I took my friend’s words to heart. I made a conscious decision to look for the treasures where they might be found. I’ve watched the stars, tracked the moon, noticed the wildlife that comes alive when the lights go out. I’ve kept the shades open, I’ve given thanks for every sun-soaked day and charged myself like a battery in the rays of that light.
So far this winter hasn’t felt nearly as oppressive as winters past. I’m sure the reasons for that are multi-layered. This is a new season, and though historically, winter has been a bitter season for me, I find myself unfurling. It’s as delightful as it unfamiliar. This fact is it’s own surprise treasure.
“I always wondered why it took "three days" for significant things to happen in the Bible—Jonah spent three days in the belly of the whale, Jesus spent three days in the tomb, Paul spent three days blind in Damascus—and now I know. From earliest times, people learned that was how long they had to wait in the dark before the sliver of the new moon appeared in the sky. For three days every month they practiced resurrection.”3
Three days. Three years. However long it takes, there are gifts to be found in the dark.
If you’re waiting in the dark this season, still aching for the Light to break, I’d like to give you a small gift, a few gentle words of encouragement to keep you company on this, the longest night of the year. Simply click the button below to access the reading.
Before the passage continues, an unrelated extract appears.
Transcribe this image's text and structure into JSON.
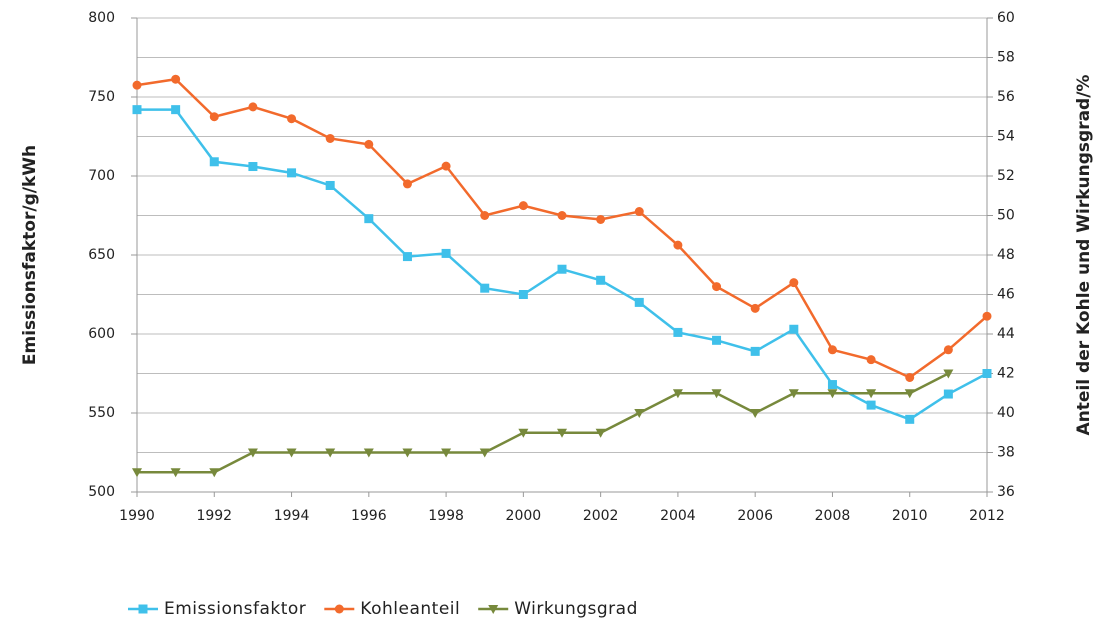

Merry Christmas, friends. Happy New Year, too. May your holidays be joyous and full of good cheer as you remember that the Light of the World has come in Christ, who is our promise of hope and peace, whether we are in light or dark.
I look forward to writing again in 2024.
I have been in this dark place, too. The light comes, sometimes unexpectedly and other times by choice. And then we move on to figure out who we are when we aren't immersed in the dark places any more.
Bless you for taking us there, Kris ...
Kris, I like the way you framed these reflections, and especially the line, "darkness is a promise," citing the book of John. It also It reminds me of the Isaiah scripture that says "the people who walked in darkness have seen a great light."
Your words always inspire and I so appreciate your perspective, friend.